In production stills from the rehearsals, the actors appear to be unified by digital backgrounds. Whether in a grid format — where all of the characters can be seen at once — or in smaller ensembles depicting just two or three actors, the digital scenic design works to create a cohesive space, even though the students are in their individual rooms.
As for the feeling of seeing a live performance, though streaming may lack the immediacy of the theater, intimacy remains. In some aspects, the exchange creates closer ties between people, with the actors inviting audience members into their homes, albeit virtually, and viewers do the same.
During the “Mad Forest” livestream, viewers will be able to interact with the production through the chat functions on YouTube and Facebook, allowing for some feedback to be passed on to the actors through the assistant directors.
“It won’t be as immediate as, you know, the breath of an audience or the laughter of an audience or the stillness of an audience, when necessary,” Tata said. “But I feel like it will at least encourage [the students] as they move through the evening performance.”
And while the event on April 10 marks a monumental achievement, the level of involvement that the students have been able to experience also has been a vital part of the project.

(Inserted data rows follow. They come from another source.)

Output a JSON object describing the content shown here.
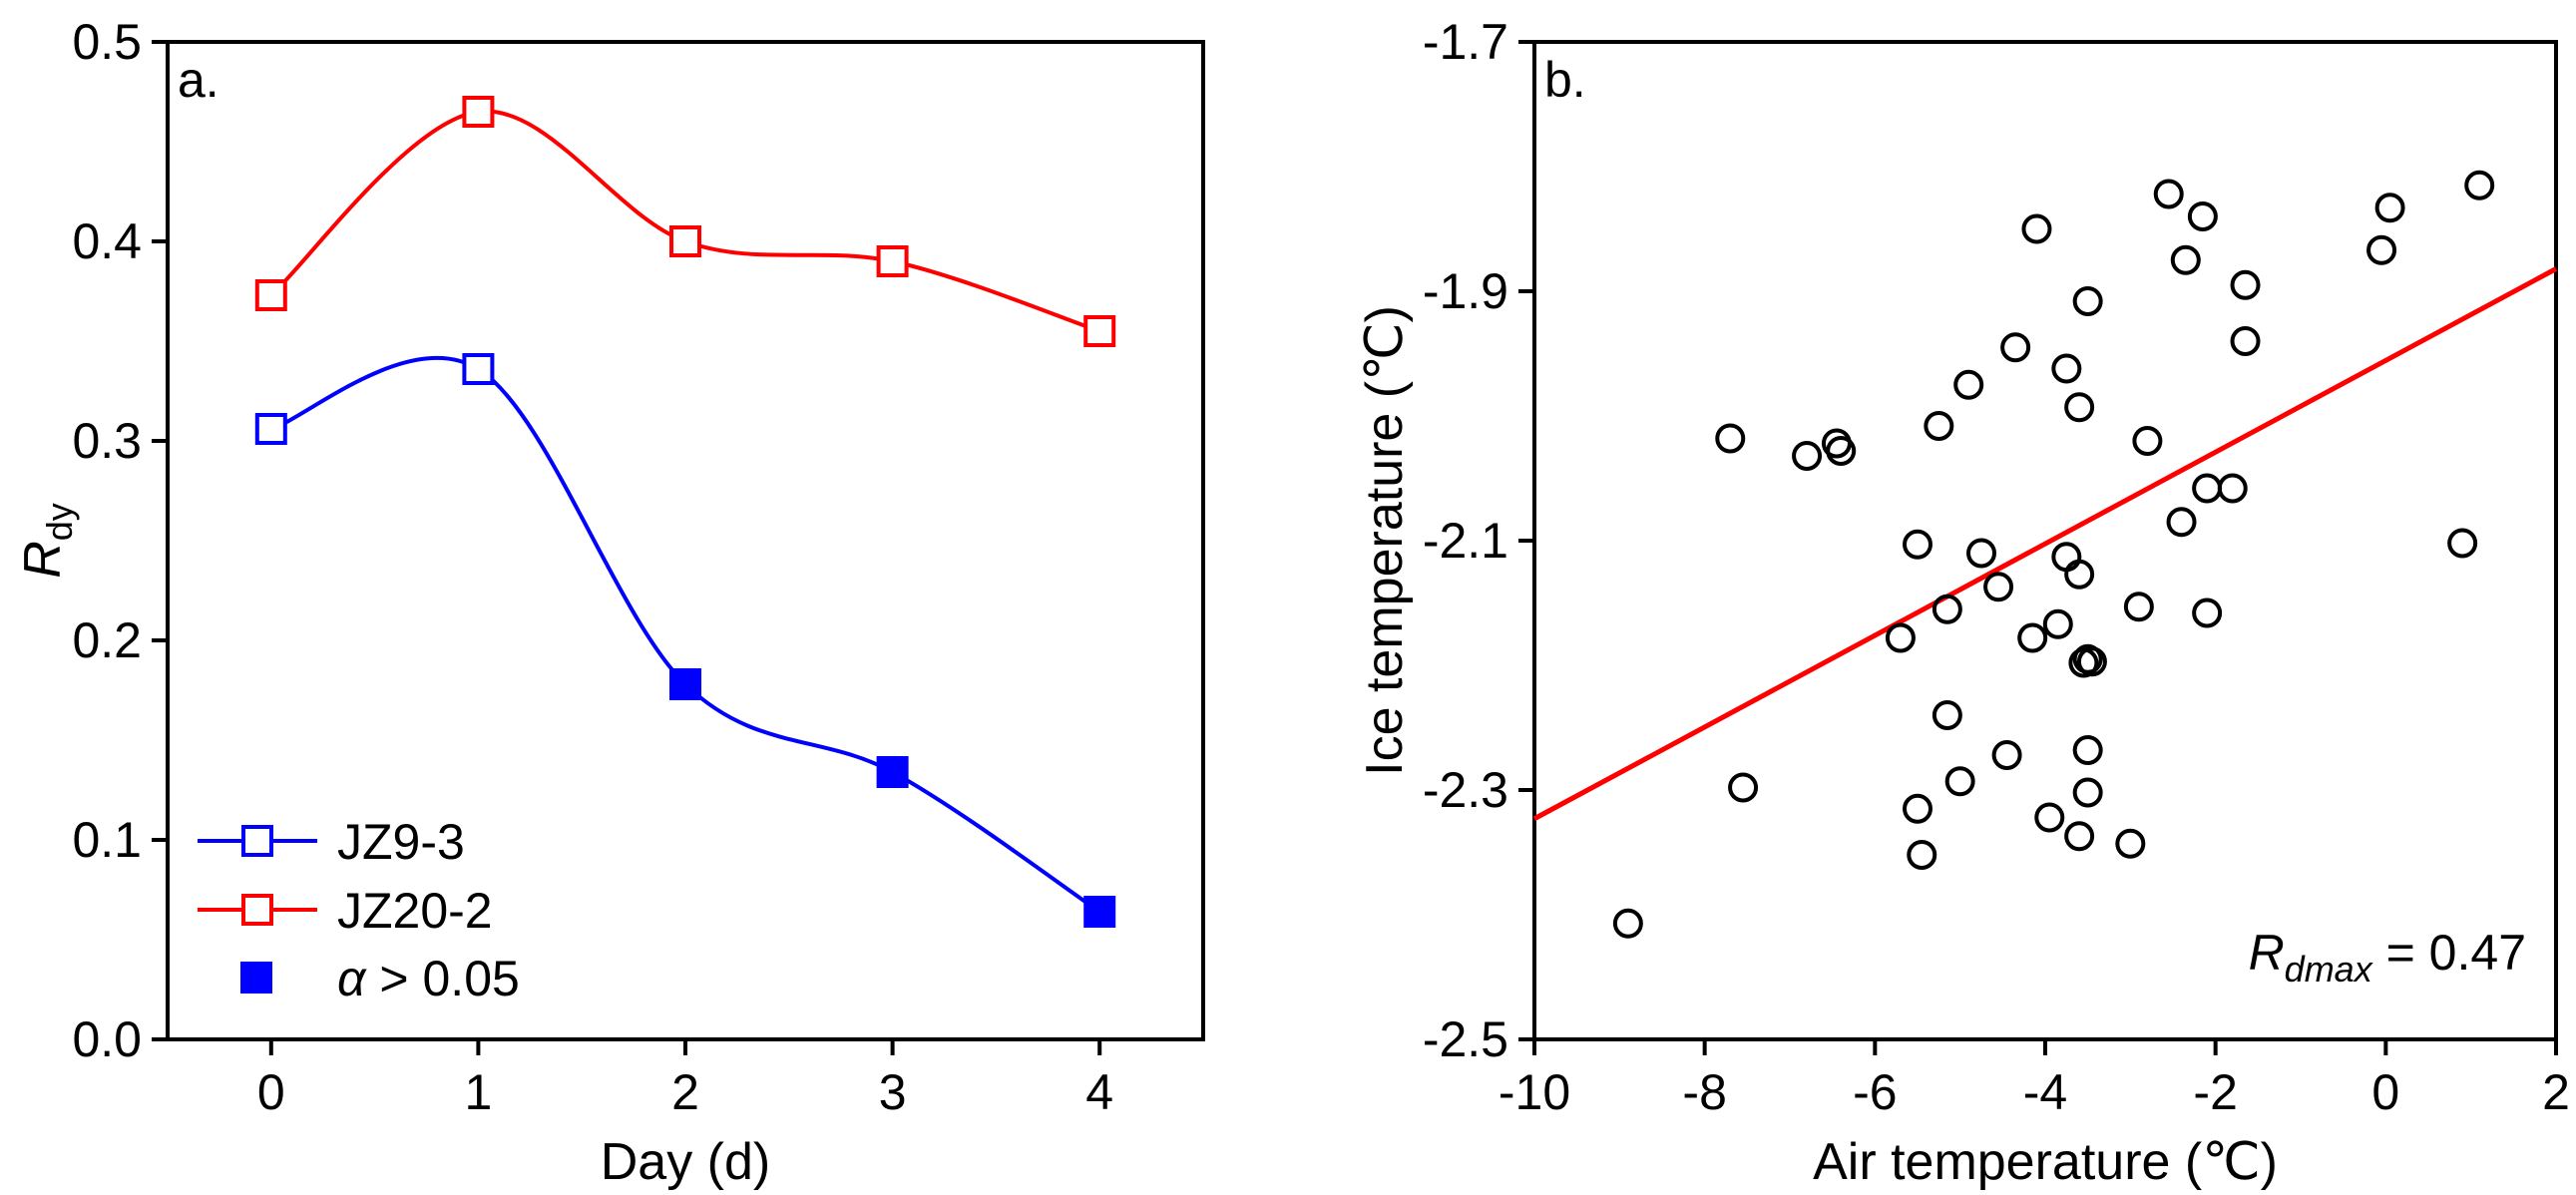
{
  "chart_data": [
    {
      "type": "line",
      "panel_label": "a.",
      "xlabel": "Day (d)",
      "ylabel_main": "R",
      "ylabel_sub": "dy",
      "xlim": [
        -0.5,
        4.5
      ],
      "ylim": [
        0.0,
        0.5
      ],
      "xticks": [
        0,
        1,
        2,
        3,
        4
      ],
      "yticks": [
        0.0,
        0.1,
        0.2,
        0.3,
        0.4,
        0.5
      ],
      "ytick_labels": [
        "0.0",
        "0.1",
        "0.2",
        "0.3",
        "0.4",
        "0.5"
      ],
      "x": [
        0,
        1,
        2,
        3,
        4
      ],
      "series": [
        {
          "name": "JZ9-3",
          "color": "#0000ff",
          "values": [
            0.306,
            0.336,
            0.178,
            0.134,
            0.064
          ],
          "filled": [
            false,
            false,
            true,
            true,
            true
          ]
        },
        {
          "name": "JZ20-2",
          "color": "#ff0000",
          "values": [
            0.373,
            0.465,
            0.4,
            0.39,
            0.355
          ],
          "filled": [
            false,
            false,
            false,
            false,
            false
          ]
        }
      ],
      "legend": [
        {
          "label": "JZ9-3",
          "color": "#0000ff",
          "marker": "open-square-line"
        },
        {
          "label": "JZ20-2",
          "color": "#ff0000",
          "marker": "open-square-line"
        },
        {
          "label_italic": "α",
          "label_rest": " > 0.05",
          "color": "#0000ff",
          "marker": "filled-square"
        }
      ],
      "legend_position": "bottom-left"
    },
    {
      "type": "scatter",
      "panel_label": "b.",
      "xlabel": "Air temperature (℃)",
      "ylabel": "Ice temperature (℃)",
      "xlim": [
        -10,
        2
      ],
      "ylim": [
        -2.5,
        -1.7
      ],
      "xticks": [
        -10,
        -8,
        -6,
        -4,
        -2,
        0,
        2
      ],
      "xtick_labels": [
        "-10",
        "-8",
        "-6",
        "-4",
        "-2",
        "0",
        "2"
      ],
      "yticks": [
        -2.5,
        -2.3,
        -2.1,
        -1.9,
        -1.7
      ],
      "ytick_labels": [
        "-2.5",
        "-2.3",
        "-2.1",
        "-1.9",
        "-1.7"
      ],
      "points": [
        [
          -8.9,
          -2.407
        ],
        [
          -7.7,
          -2.018
        ],
        [
          -7.55,
          -2.298
        ],
        [
          -6.8,
          -2.032
        ],
        [
          -6.45,
          -2.022
        ],
        [
          -6.4,
          -2.028
        ],
        [
          -5.7,
          -2.178
        ],
        [
          -5.5,
          -2.103
        ],
        [
          -5.5,
          -2.315
        ],
        [
          -5.45,
          -2.352
        ],
        [
          -5.25,
          -2.008
        ],
        [
          -5.15,
          -2.155
        ],
        [
          -5.15,
          -2.24
        ],
        [
          -5.0,
          -2.293
        ],
        [
          -4.9,
          -1.975
        ],
        [
          -4.75,
          -2.11
        ],
        [
          -4.55,
          -2.137
        ],
        [
          -4.45,
          -2.272
        ],
        [
          -4.35,
          -1.945
        ],
        [
          -4.15,
          -2.178
        ],
        [
          -4.1,
          -1.85
        ],
        [
          -3.95,
          -2.322
        ],
        [
          -3.85,
          -2.167
        ],
        [
          -3.75,
          -1.962
        ],
        [
          -3.75,
          -2.113
        ],
        [
          -3.6,
          -1.993
        ],
        [
          -3.6,
          -2.127
        ],
        [
          -3.6,
          -2.337
        ],
        [
          -3.55,
          -2.198
        ],
        [
          -3.5,
          -2.195
        ],
        [
          -3.5,
          -1.908
        ],
        [
          -3.5,
          -2.268
        ],
        [
          -3.5,
          -2.302
        ],
        [
          -3.45,
          -2.197
        ],
        [
          -3.0,
          -2.343
        ],
        [
          -2.9,
          -2.153
        ],
        [
          -2.8,
          -2.02
        ],
        [
          -2.55,
          -1.822
        ],
        [
          -2.4,
          -2.085
        ],
        [
          -2.35,
          -1.875
        ],
        [
          -2.15,
          -1.84
        ],
        [
          -2.1,
          -2.058
        ],
        [
          -2.1,
          -2.158
        ],
        [
          -1.8,
          -2.058
        ],
        [
          -1.65,
          -1.895
        ],
        [
          -1.65,
          -1.94
        ],
        [
          -0.05,
          -1.867
        ],
        [
          0.05,
          -1.833
        ],
        [
          0.9,
          -2.102
        ],
        [
          1.1,
          -1.815
        ]
      ],
      "point_color": "#000000",
      "fit_line": {
        "x": [
          -10,
          2
        ],
        "y": [
          -2.323,
          -1.882
        ],
        "color": "#ff0000"
      },
      "annotation_main": "R",
      "annotation_sub": "dmax",
      "annotation_value": " = 0.47",
      "annotation_position": "bottom-right"
    }
  ]
}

“They’re helping us learn as much as anything else,” Tata said, explaining that the digital production has opened up some of the traditional boundaries between the students and production staff, allowing the actors to have a more hands-on artistic experience. “I think the more they realize that, I think the more exciting it will be for them.”
She added: “I’m trying to encourage everybody to feel like we’re all in this kind of sandbox together.”
Top Image: Rehearsal image from Bard College Theater and Performance Program’s production of Caryl Churchill’s “Mad Forest."